Dari Suriah hingga Yaman, Burkina Faso dan Myanmar hingga Mali dan Amerika Serikat – konflik telah berpindah ke ruang online. Menyadari perubahan penting ini, aktivis pembangunan perdamaian dan Rekan Ashoka Helena Puig Larrauri mendirikan Build Up untuk mengubah cara kita mengatasi konflik di era digital.
Konstanze Frischen dari Ashoka mengeksplorasi ide-ide baru bersama Helena tentang cara mengukur dan mengurangi jumlah konten polarisasi viral yang tersebar melalui platform media sosial (yaitu, “jejak polarisasi”) – sebuah tantangan yang terus-menerus dihadapi oleh para aktivis pembangunan perdamaian. Anda dapat menonton percakapan selengkapnya di sini . Berikut beberapa hal yang menarik:
Teknologi untuk perdamaian dan konflik digital
Bekerja sama dengan LSM, badan-badan PBB, tokoh masyarakat, dan organisasi multilateral, Build Up mengembangkan solusi teknologi inovatif untuk konflik. Hal ini berarti penggunaan teknologi, misalnya, untuk meningkatkan partisipasi masyarakat dalam konteks proses pembangunan perdamaian, sehingga hasilnya lebih optimal dan bertahan lama. Hal ini juga berarti mengkaji bagaimana teknologi digital memperburuk konflik. Helena mengilustrasikan hal ini dengan beberapa contoh.

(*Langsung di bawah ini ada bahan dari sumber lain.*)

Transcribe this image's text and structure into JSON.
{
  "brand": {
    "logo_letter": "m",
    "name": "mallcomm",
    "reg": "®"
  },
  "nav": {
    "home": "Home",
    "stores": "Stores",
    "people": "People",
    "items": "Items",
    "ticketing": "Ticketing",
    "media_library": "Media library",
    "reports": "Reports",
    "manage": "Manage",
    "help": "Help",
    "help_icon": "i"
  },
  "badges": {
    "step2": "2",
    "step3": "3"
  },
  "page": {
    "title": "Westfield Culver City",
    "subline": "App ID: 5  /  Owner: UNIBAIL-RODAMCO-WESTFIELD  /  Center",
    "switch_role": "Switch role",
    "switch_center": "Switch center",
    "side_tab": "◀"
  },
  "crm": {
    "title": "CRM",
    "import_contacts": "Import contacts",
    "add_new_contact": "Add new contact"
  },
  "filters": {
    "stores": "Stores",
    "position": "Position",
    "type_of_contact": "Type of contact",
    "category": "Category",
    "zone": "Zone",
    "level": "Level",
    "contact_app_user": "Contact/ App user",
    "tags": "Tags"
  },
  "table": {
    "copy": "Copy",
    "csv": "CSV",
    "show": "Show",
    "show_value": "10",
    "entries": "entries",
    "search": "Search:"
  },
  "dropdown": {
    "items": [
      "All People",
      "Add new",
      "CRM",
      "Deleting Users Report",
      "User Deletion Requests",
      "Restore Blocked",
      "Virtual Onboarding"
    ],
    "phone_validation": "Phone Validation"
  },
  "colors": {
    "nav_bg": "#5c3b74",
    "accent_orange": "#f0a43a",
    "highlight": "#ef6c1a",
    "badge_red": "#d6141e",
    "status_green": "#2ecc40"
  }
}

Mengapa moderasi konten tidak banyak membantu
Selama bertahun-tahun, mengatasi pertumbuhan eksponensial konten polarisasi viral yang tersebar di media sosial telah menjadi tantangan mendesak bagi para aktivis perdamaian. Helena berhati-hati dalam membedakan antara perbedaan pendapat, yang penting bagi demokrasi mana pun, dan munculnya polarisasi berbasis identitas, yang oleh tim Build Up disebut sebagai “ polarisasi afektif .”
Polarisasi afektif memperburuk konflik offline dan diketahui mempengaruhi proses pemilu dan perdamaian, itulah sebabnya Helena dan timnya semakin fokus mencari cara untuk mengurangi konflik tersebut. Inilah alasan mengapa moderasi konten tepat untuk menangani ujaran kebencian, namun bukan solusi yang menjadi fokus Build Up untuk mengurangi polarisasi.
Bagaimana memaksimalkan keterlibatan telah membawa kita ke sini
Jika moderasi konten saja bukan solusinya, apa solusinya? Untuk menemukan jawabannya, Helena mengatakan kita harus melihat model bisnis yang mendasari platform media sosial. Singkatnya, keterlibatan (engagement) adalah metrik kunci kesuksesan algoritma media sosial karena hal inilah yang memungkinkan platform menargetkan kita dengan iklan dan mengambil lebih banyak data dari kita – keduanya merupakan sumber pendapatan utama mereka. Dan telah banyak didokumentasikan bahwa polarisasi konten sangatlah menarik.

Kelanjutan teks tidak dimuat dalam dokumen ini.